CHILLEDPEA SOUP 薄荷青豆冷汤
CARAMELIZEDMILK BREAD 焦糖牛奶面包
13年年底，和我一样都是Placebo脑残粉的英国厨师Paul Liebrandt，宣布离开TriBeCa备受好评的米其林二星餐厅Corton，令不少纽约食客深为扼腕。开在这个位置的餐厅，似乎总是不太好运，Corton的前身Montrachet，在营业12年后草草结业，而它的继任，终也没逃过关张的命运。正当所有人以为，翠贝卡与西村交界处的这个铺面行将就此空置，两间餐厅幕后投资人、名店Nobu创始人、纽约餐饮圈红人，头衔很多的Drew Nieporent却冷不丁宣布，一家名为Bâtard的餐厅将接替Corton，延续他本人的勃艮第情结—
勃艮第（Burgundy）那些盛产特级葡萄酒的村镇，大家是很耳熟能详了—Corton也好，Bâtard-Montrachet也罢，皆典出于此。Drew Nieporent对勃艮第的情有独钟，正是这一系列餐厅诞生的始因，但在纽约安身立命之根本，还在于主厨能耐几何—坐镇Bâtard后厨的，是奥地利人Markus Glocker，辗转在伦敦Claridge’s酒店和纽约The London酒店的餐厅厨房，师从骂起人来非常可怕的Gordon Ramsay，并在维也纳、柏林、芝加哥等地多间米其林餐厅都留下足迹的他，首度担纲一间高级餐室的执行主厨，倒显得十分游刃有余。老辣的厨师星探Nieporent，又怎会看人走眼？
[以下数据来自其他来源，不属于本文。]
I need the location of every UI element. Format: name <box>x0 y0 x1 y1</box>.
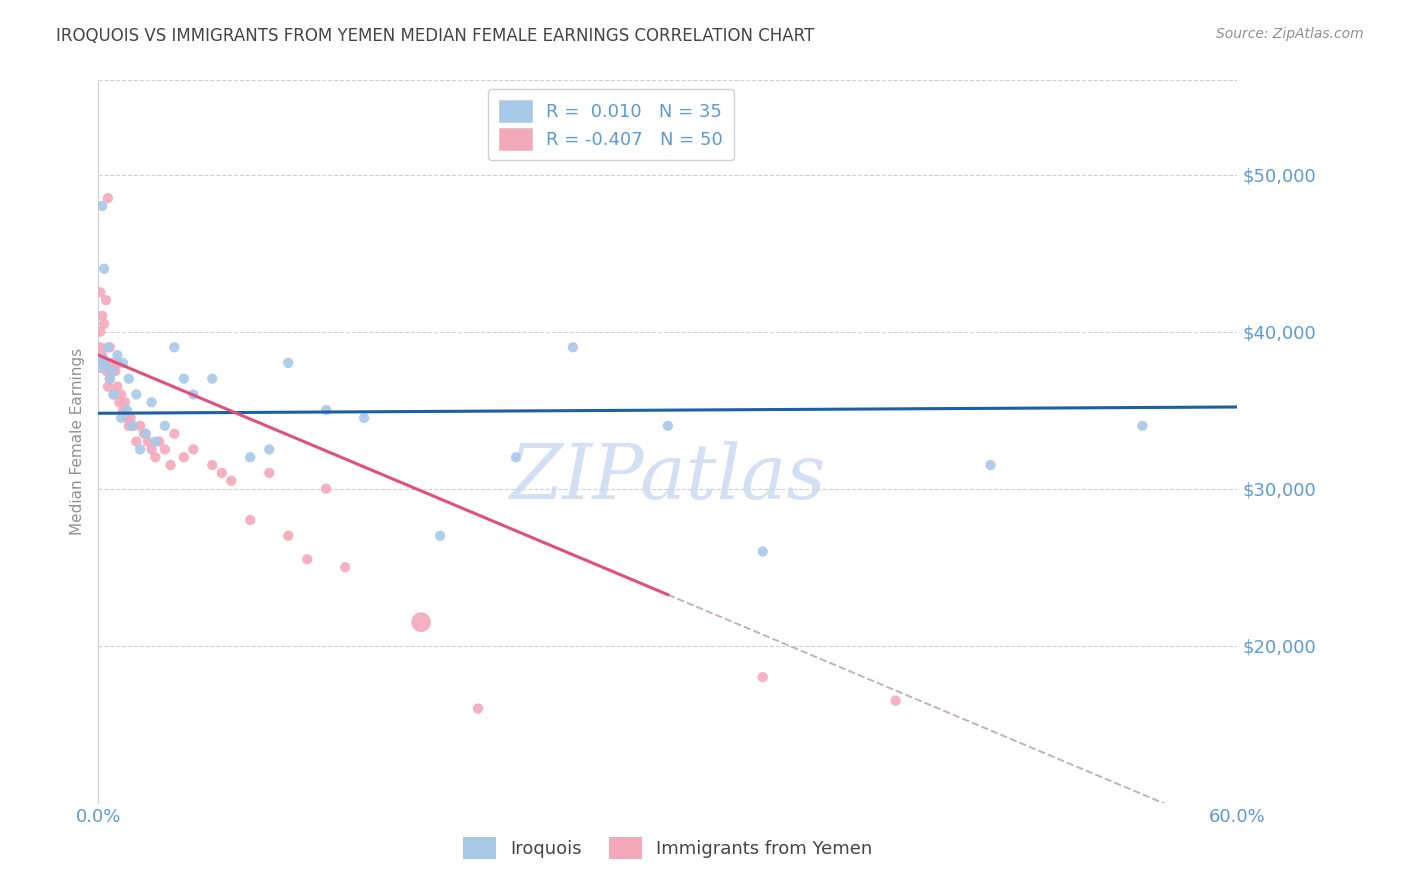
Point <box>118 418 141 433</box>
Point <box>103 387 125 401</box>
Point <box>114 395 136 409</box>
Point <box>97 340 120 354</box>
Point <box>94 364 117 378</box>
Point <box>221 474 243 488</box>
Point <box>884 694 907 708</box>
Text: Source: ZipAtlas.com: Source: ZipAtlas.com <box>1216 27 1364 41</box>
Point <box>335 560 357 574</box>
Point <box>89 325 111 339</box>
Point <box>979 458 1001 472</box>
Point <box>141 395 163 409</box>
Point <box>100 356 122 370</box>
Point <box>104 364 127 378</box>
Y-axis label: Median Female Earnings: Median Female Earnings <box>70 348 86 535</box>
Point <box>103 364 125 378</box>
Point <box>141 442 163 457</box>
Point <box>159 458 181 472</box>
Point <box>97 191 120 205</box>
Point <box>107 348 129 362</box>
Point <box>657 418 679 433</box>
Point <box>148 434 170 449</box>
Point <box>93 317 115 331</box>
Point <box>505 450 527 465</box>
Point <box>183 442 205 457</box>
Point <box>277 529 299 543</box>
Point <box>108 395 131 409</box>
Point <box>145 434 167 449</box>
Text: ZIPatlas: ZIPatlas <box>509 441 827 515</box>
Point <box>353 411 375 425</box>
Legend: Iroquois, Immigrants from Yemen: Iroquois, Immigrants from Yemen <box>456 830 880 866</box>
Point <box>93 261 115 276</box>
Point <box>89 340 111 354</box>
Point <box>201 458 224 472</box>
Point <box>315 403 337 417</box>
Point <box>173 450 195 465</box>
Point <box>183 387 205 401</box>
Point <box>93 356 115 370</box>
Point <box>115 403 138 417</box>
Point <box>429 529 451 543</box>
Point <box>173 372 195 386</box>
Point <box>115 411 138 425</box>
Point <box>110 387 132 401</box>
Point <box>752 544 775 558</box>
Point <box>125 387 148 401</box>
Point <box>153 418 176 433</box>
Point <box>562 340 585 354</box>
Point <box>239 450 262 465</box>
Point <box>163 426 186 441</box>
Point <box>297 552 319 566</box>
Point <box>112 403 135 417</box>
Point <box>132 426 155 441</box>
Point <box>100 364 122 378</box>
Point <box>145 450 167 465</box>
Point <box>153 442 176 457</box>
Point <box>467 701 489 715</box>
Point <box>125 434 148 449</box>
Point <box>107 356 129 370</box>
Point <box>136 434 159 449</box>
Point <box>752 670 775 684</box>
Point <box>110 411 132 425</box>
Point <box>107 379 129 393</box>
Point <box>121 418 143 433</box>
Point <box>118 372 141 386</box>
Point <box>112 356 135 370</box>
Point <box>89 356 111 370</box>
Point <box>97 379 120 393</box>
Point <box>103 387 125 401</box>
Point <box>1132 418 1154 433</box>
Text: IROQUOIS VS IMMIGRANTS FROM YEMEN MEDIAN FEMALE EARNINGS CORRELATION CHART: IROQUOIS VS IMMIGRANTS FROM YEMEN MEDIAN… <box>56 27 814 45</box>
Point <box>98 372 121 386</box>
Point <box>94 293 117 308</box>
Point <box>201 372 224 386</box>
Point <box>98 372 121 386</box>
Point <box>129 442 152 457</box>
Point <box>239 513 262 527</box>
Point <box>120 411 142 425</box>
Point <box>91 309 114 323</box>
Point <box>211 466 233 480</box>
Point <box>259 442 281 457</box>
Point <box>91 348 114 362</box>
Point <box>98 340 121 354</box>
Point <box>129 418 152 433</box>
Point <box>259 466 281 480</box>
Point <box>135 426 157 441</box>
Point <box>277 356 299 370</box>
Point <box>163 340 186 354</box>
Point <box>91 199 114 213</box>
Point <box>89 285 111 300</box>
Point <box>315 482 337 496</box>
Point <box>121 418 143 433</box>
Point <box>411 615 433 630</box>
当然，Glocker先生并不是一个人在战斗。推开两道玻璃门，迎面一位身着休闲西服、头发灰白却极优雅的中年男子报以迷人的微笑，寒暄片刻、轻车熟路地领你去往订好的餐座— John Winterman，著名法餐Daniel前任maître d’hôtel—你知道，出色的餐厅经理/领班，对于一家高级餐厅的回头率，亦有着不输主厨的决定性作用。
而这一次，也终于吃到那道著名甜点，焦糖牛奶面包（ Caramelized milk bread)，我对这道甜点究竟爱到了一个什么程度呢？请参考这个公众号的头像，也就是本文题图。
人均消费: 两道菜 $55 | 三道菜 $69 | 四道菜 $79
获奖情况：2015年米其林指南一星；《纽约时报》三星；2015年James Beard Award年度最佳新餐厅
Were I to list the most important, as well as influential, restaurateurs of the past 30 years, Drew Nieporent’s name would be pretty close to the top. The man is a born host, gregarious, scrappy, gossipy and very serious about his food and wine.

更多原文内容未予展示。